A couple of decades after the desktop model emerged, mobile publishing exploded. If mobile publishing were a person, it would be 7 years old and caught between the discovery ages of kindergarten and middle school: growing in confidence, but in constant need of minding.
However, even at just 7 years old, mobile is already nearing the day when it has a larger audience than desktop and routinely captures 35% to 45% of general news visits in Australia, more for breaking news.
With 41% of the total digital audience reading about the missing aircraft on a mobile phone and 42% reading about it on a desktop PC, the Sydney Morning Herald is closer than ever to the mobile tipping point.
For publishers all over the world witnessing this mobile migration firsthand, it’s becoming clear that mobile publishing is altogether a completely new proposition with a lot more complexity to execute than desktop.
The growing number of different user experiences as we consume mobile content will force a staggering amount of product choices onto publishers. The mobile Web is just one way to consume content. Apps are another. If you’re asking which one is best for publishing your content, then you are asking the wrong question.
Publishers need to fish where the audiences are and get past the either-or debate. In most cases, the larger content audience will be Web, but equally if not more valuable audiences can be found elsewhere.
Voice, wearables, predictive, the connected car, Web, apps, messaging, and geo are just some of the emerging avenues for content discovery.
Just because we are busy driving our cars doesn’t mean we can’t consume content. So while it’s not clear exactly how this will play out, expect that content available in cars will rival wearable devices like Google Glass when it comes to the next big platform for mobile content discovery.
Uncertainty for publishers deepens when you consider two contradictory content trends that have emerged: bundling and unbundling.
On one side, general news apps have proven very popular with users. But they are content silos, which provide a bundled experience: customer acquisition, search, and social become very hard to do. On the other side, NYT Now, Circa, and Facebook are unbundling the mobile experience.
For publishers looking to build a mobile strategy, it’s just not clear where we currently are in the content aggregation vs. unbundling cycle or if one trend will become dominant.
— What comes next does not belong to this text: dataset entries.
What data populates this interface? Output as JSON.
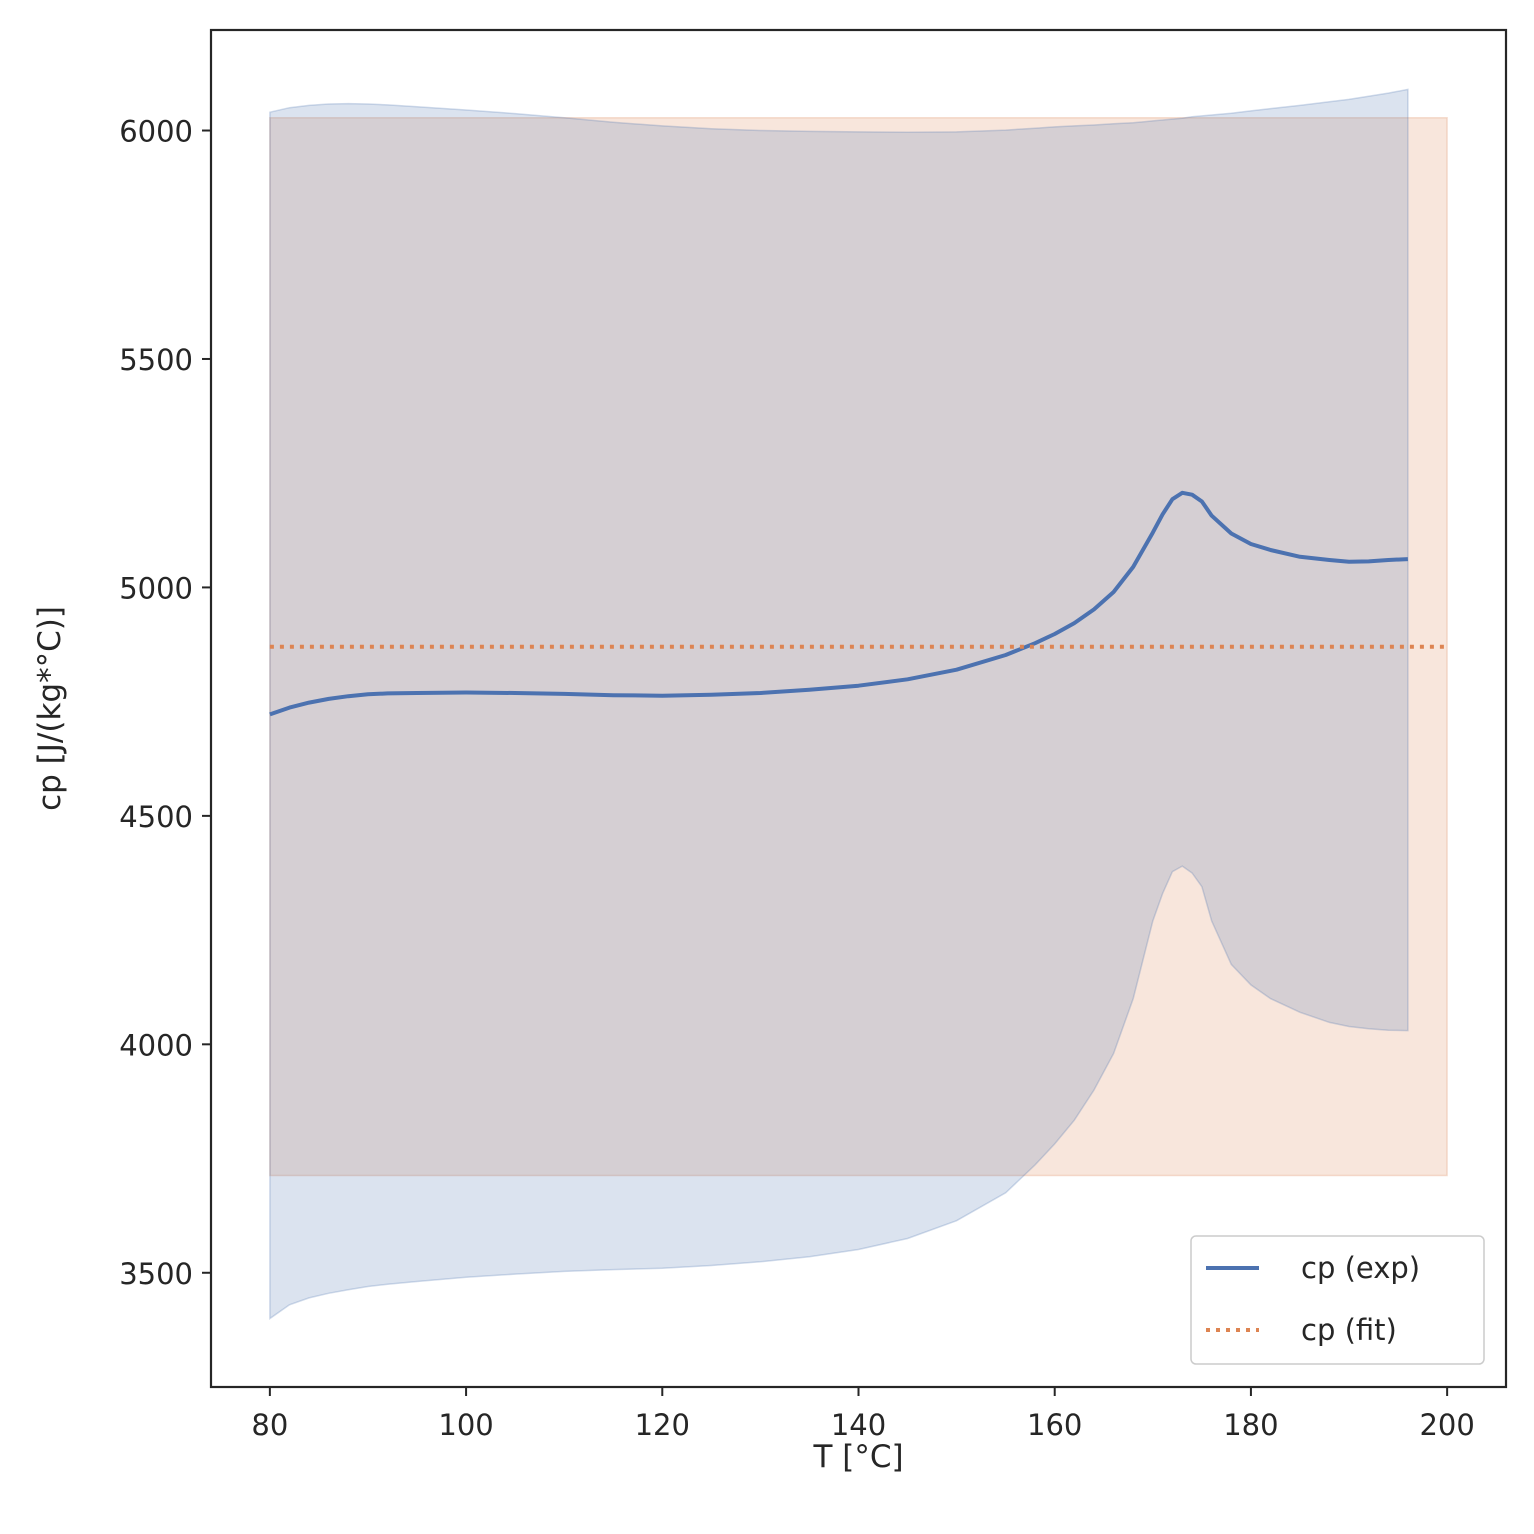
{
  "chart_data": {
    "type": "line",
    "title": "",
    "xlabel": "T [°C]",
    "ylabel": "cp [J/(kg*°C)]",
    "xlim": [
      74,
      206
    ],
    "ylim": [
      3250,
      6220
    ],
    "xticks": [
      80,
      100,
      120,
      140,
      160,
      180,
      200
    ],
    "yticks": [
      3500,
      4000,
      4500,
      5000,
      5500,
      6000
    ],
    "grid": false,
    "legend_position": "lower right",
    "series": [
      {
        "name": "cp (exp)",
        "style": "solid",
        "color": "#4c72b0",
        "x": [
          80,
          82,
          84,
          86,
          88,
          90,
          92,
          95,
          100,
          105,
          110,
          115,
          120,
          125,
          130,
          135,
          140,
          145,
          150,
          155,
          158,
          160,
          162,
          164,
          166,
          168,
          170,
          171,
          172,
          173,
          174,
          175,
          176,
          178,
          180,
          182,
          185,
          188,
          190,
          192,
          194,
          196
        ],
        "y": [
          4722,
          4737,
          4748,
          4756,
          4762,
          4766,
          4768,
          4769,
          4770,
          4769,
          4767,
          4764,
          4763,
          4765,
          4769,
          4776,
          4785,
          4799,
          4820,
          4852,
          4878,
          4898,
          4922,
          4952,
          4990,
          5045,
          5120,
          5160,
          5193,
          5207,
          5203,
          5188,
          5157,
          5118,
          5095,
          5082,
          5067,
          5060,
          5056,
          5057,
          5060,
          5062
        ],
        "band_upper": [
          6040,
          6050,
          6055,
          6058,
          6059,
          6058,
          6056,
          6052,
          6045,
          6037,
          6028,
          6018,
          6010,
          6004,
          6000,
          5998,
          5997,
          5996,
          5997,
          6001,
          6005,
          6008,
          6010,
          6012,
          6015,
          6017,
          6021,
          6023,
          6025,
          6027,
          6030,
          6032,
          6034,
          6038,
          6043,
          6048,
          6055,
          6063,
          6068,
          6075,
          6082,
          6090
        ],
        "band_lower": [
          3400,
          3430,
          3445,
          3455,
          3463,
          3470,
          3475,
          3481,
          3490,
          3497,
          3503,
          3507,
          3510,
          3516,
          3524,
          3535,
          3551,
          3575,
          3614,
          3675,
          3736,
          3782,
          3834,
          3900,
          3980,
          4100,
          4270,
          4330,
          4378,
          4390,
          4375,
          4345,
          4270,
          4175,
          4130,
          4100,
          4070,
          4048,
          4039,
          4034,
          4031,
          4030
        ]
      },
      {
        "name": "cp (fit)",
        "style": "dotted",
        "color": "#dd8452",
        "x": [
          80,
          200
        ],
        "y": [
          4870,
          4870
        ],
        "band_upper": [
          6028,
          6028
        ],
        "band_lower": [
          3713,
          3713
        ]
      }
    ]
  }
}
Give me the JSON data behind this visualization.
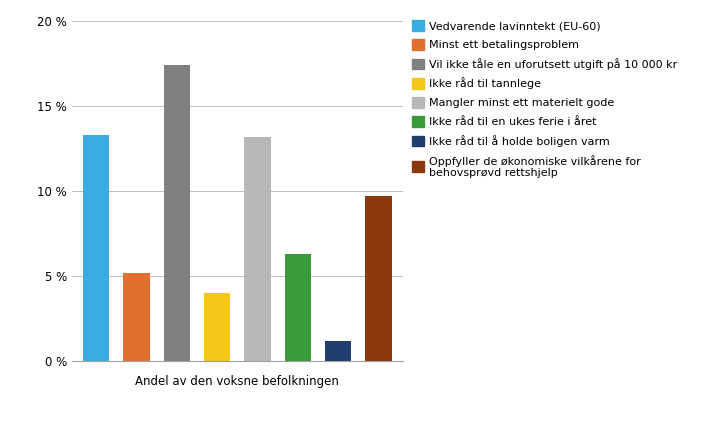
{
  "categories": [
    "Vedvarende lavinntekt (EU-60)",
    "Minst ett betalingsproblem",
    "Vil ikke tåle en uforutsett utgift på 10 000 kr",
    "Ikke råd til tannlege",
    "Mangler minst ett materielt gode",
    "Ikke råd til en ukes ferie i året",
    "Ikke råd til å holde boligen varm",
    "Oppfyller de økonomiske vilkårene for behovsprøvd rettshjelp"
  ],
  "values": [
    13.3,
    5.2,
    17.4,
    4.0,
    13.2,
    6.3,
    1.2,
    9.7
  ],
  "colors": [
    "#3aace0",
    "#e07030",
    "#808080",
    "#f5c518",
    "#b8b8b8",
    "#3a9a3a",
    "#1e3f6e",
    "#8b3a0f"
  ],
  "xlabel": "Andel av den voksne befolkningen",
  "ylim": [
    0,
    20
  ],
  "yticks": [
    0,
    5,
    10,
    15,
    20
  ],
  "ytick_labels": [
    "0 %",
    "5 %",
    "10 %",
    "15 %",
    "20 %"
  ],
  "legend_labels": [
    "Vedvarende lavinntekt (EU-60)",
    "Minst ett betalingsproblem",
    "Vil ikke tåle en uforutsett utgift på 10 000 kr",
    "Ikke råd til tannlege",
    "Mangler minst ett materielt gode",
    "Ikke råd til en ukes ferie i året",
    "Ikke råd til å holde boligen varm",
    "Oppfyller de økonomiske vilkårene for\nbehovsprøvd rettshjelp"
  ],
  "legend_colors": [
    "#3aace0",
    "#e07030",
    "#808080",
    "#f5c518",
    "#b8b8b8",
    "#3a9a3a",
    "#1e3f6e",
    "#8b3a0f"
  ],
  "background_color": "#ffffff",
  "grid_color": "#c0c0c0",
  "bar_width": 0.65,
  "axis_fontsize": 8.5,
  "legend_fontsize": 8.0
}
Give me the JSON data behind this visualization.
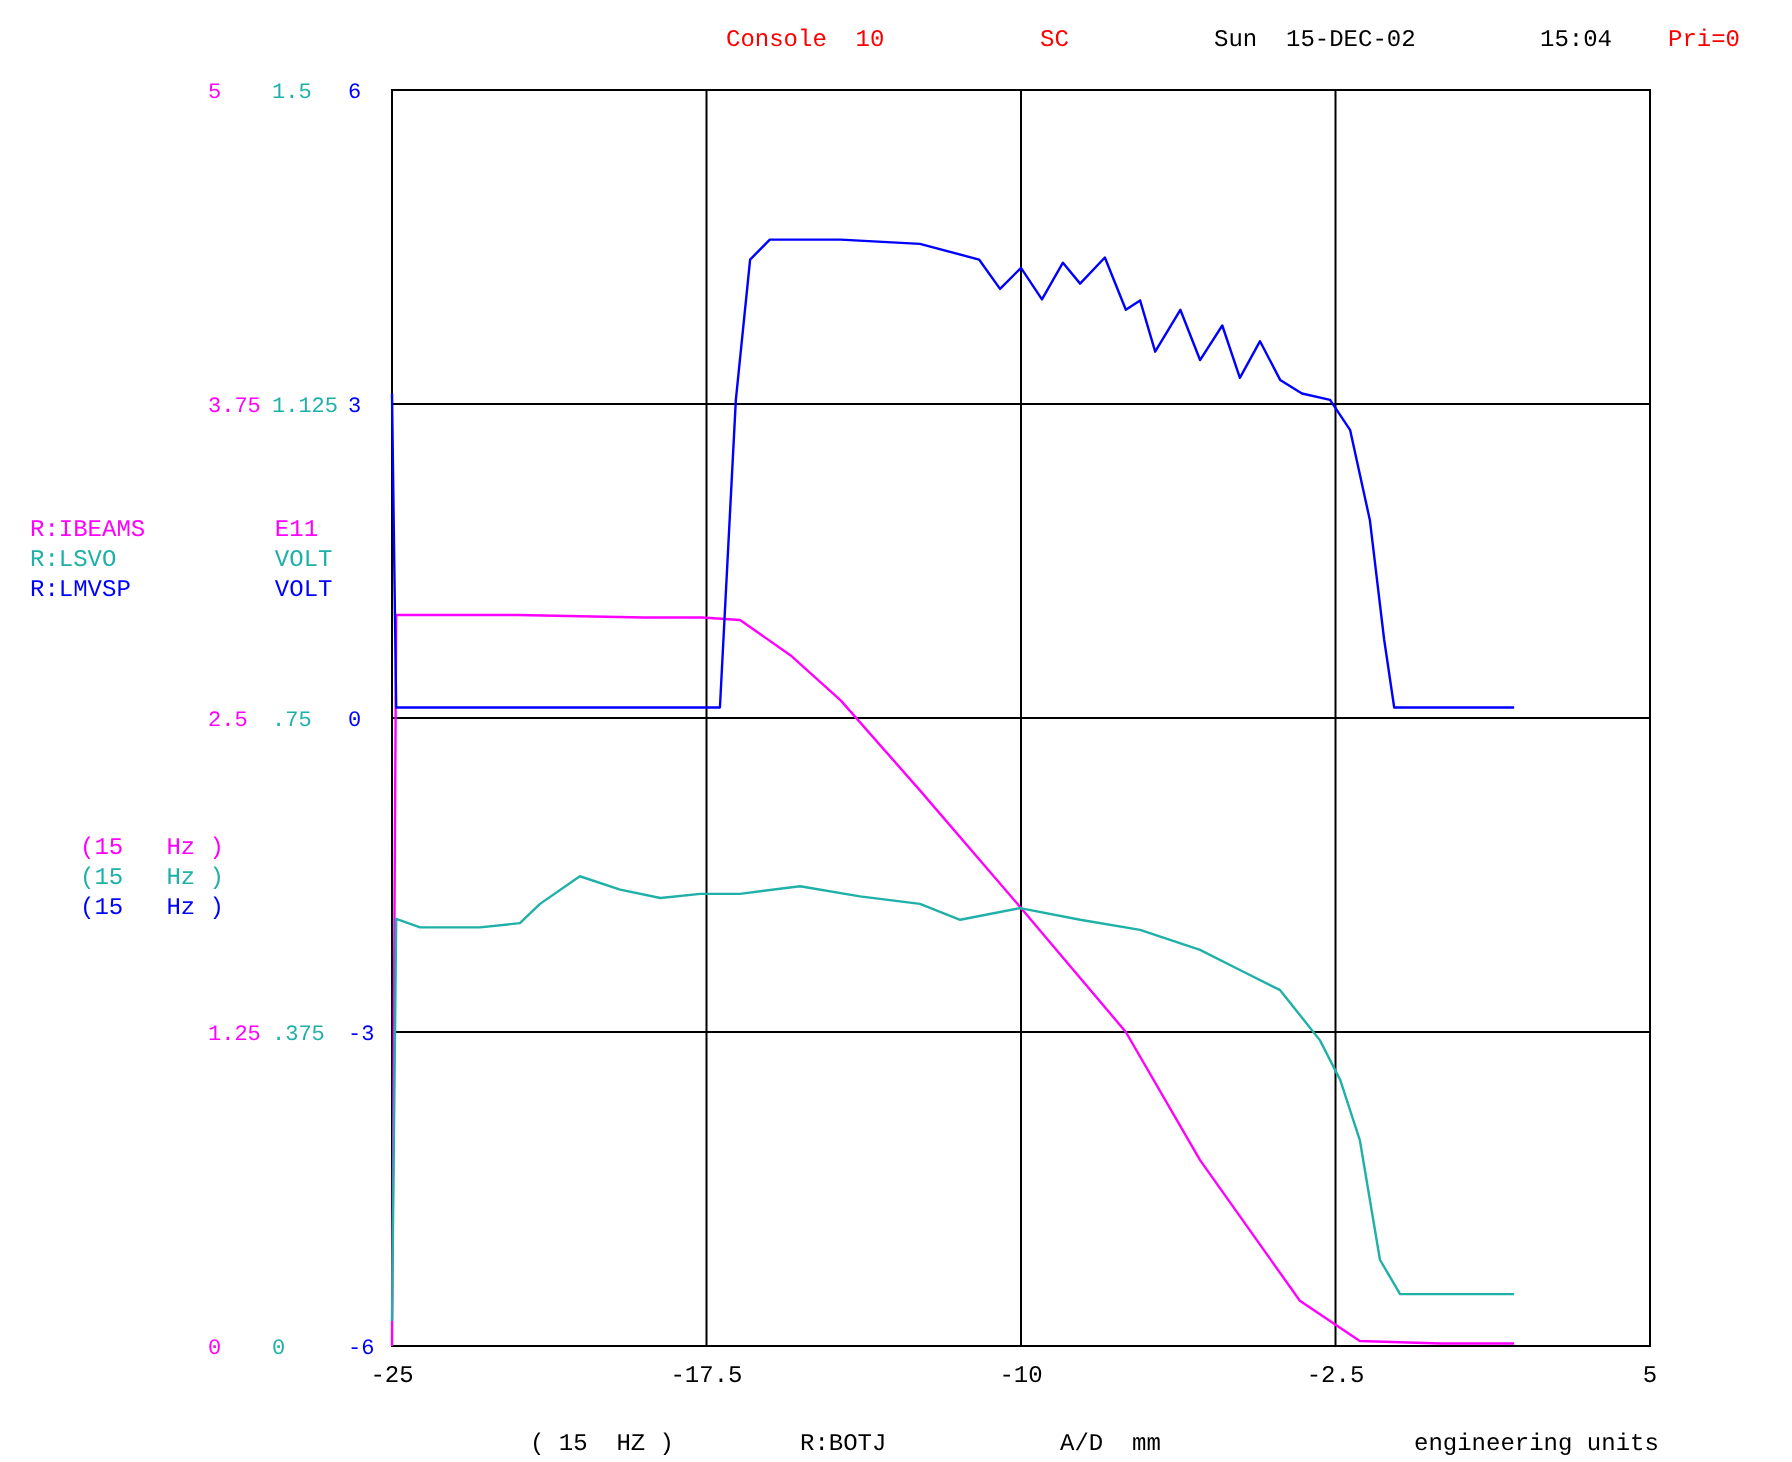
{
  "chart_data": {
    "type": "line",
    "annotations": [
      "(15   Hz )",
      "(15   Hz )",
      "(15   Hz )",
      "( 15  HZ )",
      "A/D  mm",
      "engineering units",
      "Console  10",
      "SC",
      "Sun  15-DEC-02",
      "15:04",
      "Pri=0"
    ],
    "xlabel": "R:BOTJ",
    "xlim": [
      -25,
      5
    ],
    "xticks": [
      -25,
      -17.5,
      -10,
      -2.5,
      5
    ],
    "ylim": [
      0,
      5
    ],
    "yticks": [
      0,
      1.25,
      2.5,
      3.75,
      5
    ],
    "y2lim": [
      0,
      1.5
    ],
    "y2ticks": [
      0,
      {
        "value": 0.375,
        "label": ".375"
      },
      {
        "value": 0.75,
        "label": ".75"
      },
      1.125,
      1.5
    ],
    "y3lim": [
      -6,
      6
    ],
    "y3ticks": [
      -6,
      -3,
      0,
      3,
      6
    ],
    "grid": true,
    "legend": "left",
    "line_style": "solid",
    "marker": "none",
    "series": [
      {
        "name": "R:IBEAMS         E11",
        "color": "#ff00ff",
        "x": [
          -25,
          -24.9,
          -22,
          -19,
          -17.6,
          -16.7,
          -15.5,
          -14.3,
          -12.4,
          -9.93,
          -7.5,
          -5.73,
          -3.35,
          -1.92,
          0,
          1.76
        ],
        "values": [
          0,
          2.91,
          2.91,
          2.9,
          2.9,
          2.89,
          2.75,
          2.57,
          2.21,
          1.73,
          1.25,
          0.74,
          0.18,
          0.02,
          0.01,
          0.01
        ]
      },
      {
        "name": "R:LSVO           VOLT",
        "color": "#1fb0a8",
        "axis": "y2",
        "x": [
          -25,
          -24.9,
          -24.33,
          -22.9,
          -21.95,
          -21.47,
          -20.52,
          -19.56,
          -18.6,
          -17.65,
          -16.7,
          -15.27,
          -13.84,
          -12.41,
          -11.45,
          -10.02,
          -8.59,
          -7.16,
          -5.73,
          -4.78,
          -3.82,
          -2.87,
          -2.39,
          -1.92,
          -1.44,
          -0.96,
          1.76
        ],
        "values": [
          0.03,
          0.51,
          0.5,
          0.5,
          0.505,
          0.528,
          0.561,
          0.545,
          0.535,
          0.54,
          0.54,
          0.549,
          0.537,
          0.528,
          0.509,
          0.523,
          0.509,
          0.497,
          0.473,
          0.449,
          0.425,
          0.365,
          0.318,
          0.246,
          0.103,
          0.062,
          0.062
        ]
      },
      {
        "name": "R:LMVSP          VOLT",
        "color": "#0000ff",
        "axis": "y3",
        "x": [
          -25,
          -24.9,
          -17.18,
          -16.8,
          -16.46,
          -15.99,
          -14.3,
          -12.41,
          -11,
          -10.5,
          -10,
          -9.5,
          -9,
          -8.59,
          -8,
          -7.5,
          -7.16,
          -6.8,
          -6.2,
          -5.73,
          -5.2,
          -4.78,
          -4.3,
          -3.82,
          -3.3,
          -2.63,
          -2.15,
          -1.68,
          -1.34,
          -1.1,
          1.76
        ],
        "values": [
          3.1,
          0.1,
          0.1,
          3.04,
          4.38,
          4.57,
          4.57,
          4.53,
          4.38,
          4.1,
          4.3,
          4.0,
          4.35,
          4.15,
          4.4,
          3.9,
          3.99,
          3.5,
          3.9,
          3.42,
          3.75,
          3.25,
          3.6,
          3.23,
          3.1,
          3.04,
          2.75,
          1.89,
          0.75,
          0.1,
          0.1
        ]
      }
    ]
  }
}
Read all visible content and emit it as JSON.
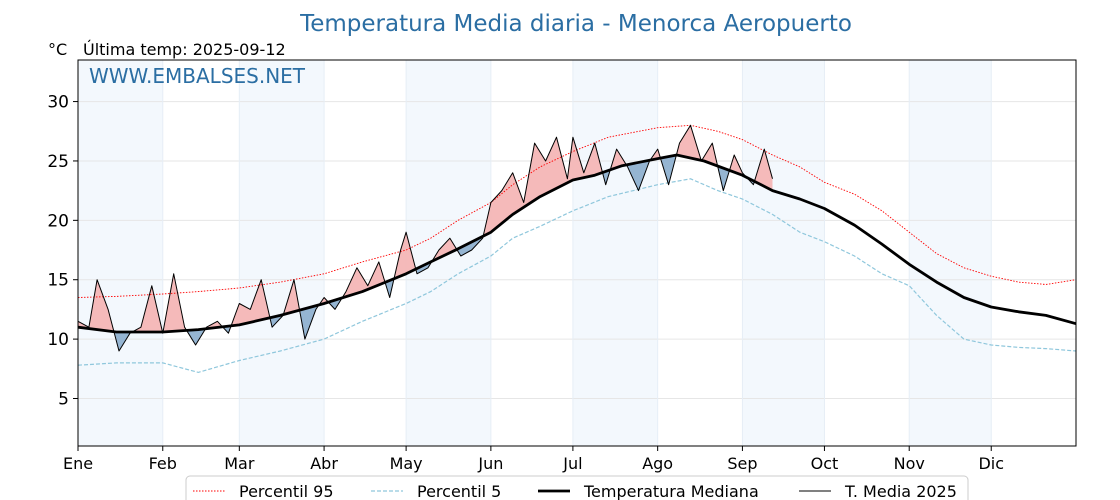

How will publishers monetise mobile? Tablets mirror a form that advertisers are already very comfortable with (i.e. newspapers, magazines, books, etc.). But mobile is different, and a lot of current mobile ad shapes are transitionary products at best.
In the move to mobile, we still have a lot of work to do in figuring out what are the best formats to capture user attention and tell engaging brand stories.
If all this uncertainty wasn’t hard enough for mobile publishers, they now have to consider a new dimension: the reader’s context. Different reading behaviours are emerging based on the reader’s location, time of day, and the amount of time they have to give.
So in the future, when the publisher is creating a story, will he need to provide a summarised version for morning reading and then a more detailed view of the same story for later in the day? What about a more entertaining version of the same story for the evening and then a more interactive version for weekend reading?
Publishers walk a fine line with needing to adopt a device-agnostic strategy but staying aware that device fragmentation will reveal idiosyncrasies in content consumption based on context.